Wednesday, July 28, 2021

Pages from Spellbooks (part III)

Five years ago, your humble host published two posts (here and here) providing examples of what pages in spellbooks might look like.  Below are nine more examples derived from 'real world' sources; however, not all of these sources are associated with magic in the real world.  As usual, Thoul's Paradise disclaims any responsibility for circumstances arising from the use or misuse of the following material.

Spells have to come from somewhere.  For a warlock with a “Fiend” patron, perhaps the “Fiend” possesses the body of the warlock and inscribes a new spell in the Book of Shadows.  How might such an inscription look?  Well, a 17th century nun was said to have been possessed by the Devil himself.  Of course, having possessed a nun, Satan indulged in the scandalous behavior of writing a letter.  This is the result.  Presumably, a warlock would know how to decipher it but then again, Old Scratch might just be playing a prank.  Seriously, can you trust someone known as the Prince of Lies?

Speaking of the Devil, the cover of Secrets of Black Art makes some bold promises, but does it deliver?  If it were legitimate, wouldn't it be Secrets of ye Olde Black Art ?  In actuality, the first half of the book is a hodgepodge of topics like mesmerism and folk magic written in the Victorian era.  A clever spellcaster might use this cover for his or her actual spellbook; anyone coming across the tome would assume it was useless in terms of genuine magic and disregard it.  The second half of the book is a novelty item catalog, which stands to reason given it was published by a company that sold novelty items.  If we assume that Secrets of Black Art somehow imparts magical abilities to its owner, perhaps the 'novelty items' are material components.

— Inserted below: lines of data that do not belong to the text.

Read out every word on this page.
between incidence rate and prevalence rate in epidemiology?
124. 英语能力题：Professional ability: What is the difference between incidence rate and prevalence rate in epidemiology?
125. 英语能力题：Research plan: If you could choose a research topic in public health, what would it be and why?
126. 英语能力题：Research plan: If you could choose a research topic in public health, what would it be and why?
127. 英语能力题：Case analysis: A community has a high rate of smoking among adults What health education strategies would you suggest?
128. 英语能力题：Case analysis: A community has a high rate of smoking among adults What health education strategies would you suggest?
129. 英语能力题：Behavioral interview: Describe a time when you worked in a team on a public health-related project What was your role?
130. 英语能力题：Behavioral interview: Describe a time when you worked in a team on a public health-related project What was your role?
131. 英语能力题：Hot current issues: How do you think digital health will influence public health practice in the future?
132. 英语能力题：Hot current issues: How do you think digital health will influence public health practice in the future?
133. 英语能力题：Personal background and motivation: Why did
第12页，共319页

Speaking of spell components, when dealing with eldritch energies, every nuance is important.  A finger quivering incorrectly may effectuate an undesirable result.  (“...hand movements are usually required in order to control and specify the direction, target, area, etc., of the spell effects.”  – DMG 1e, p. 40)  As such, spellbooks should address somatic components.  Here we see notes on thumb rotation – and none of that high-falutin' theory, just honest-to-goodness praxis.

Utriusque Cosmi Historia

Each spellbook has a “unique system of notation used by the wizard who wrote it.”  Not only are spellbooks encrypted, but they must convey abstruse information.  Wizards might express such knowledge in imaginative ways.


'Pattern poetry' presents different 'layers' of information to those in the know.  This method may be an efficient means for a wizard to encode the various particulars of a spell.

De laudibus sanctae crucis

Esoteric imagery may be a useful way (or perhaps the only way) to impart thaumaturgical concepts.

Cabala, Spiegel derr Kunst und Natur in Alchymia

This next page has a hole.  Is it due to wear and tear of an adventuring spell caster's lifestyle?  Or was the name of an ultramundane entity written on this segment of parchment?  An entity so horrific – so abominable – that its very name is rejected by our reality?

Book of Ballymote

Sometimes spells written in or on items other than spellbooks.  Here is how a spell scroll might appear.

Ripley Scroll (detail)

In a previous post, we explored the possibility of spells being recorded on alternative media.  A lazy wizard might want to forgo a spellbook altogether.  Why bother with tediously turning pages when you can just inscribe all of your pertinent spell information on your staff?  It will never leave your side; security and convenience both.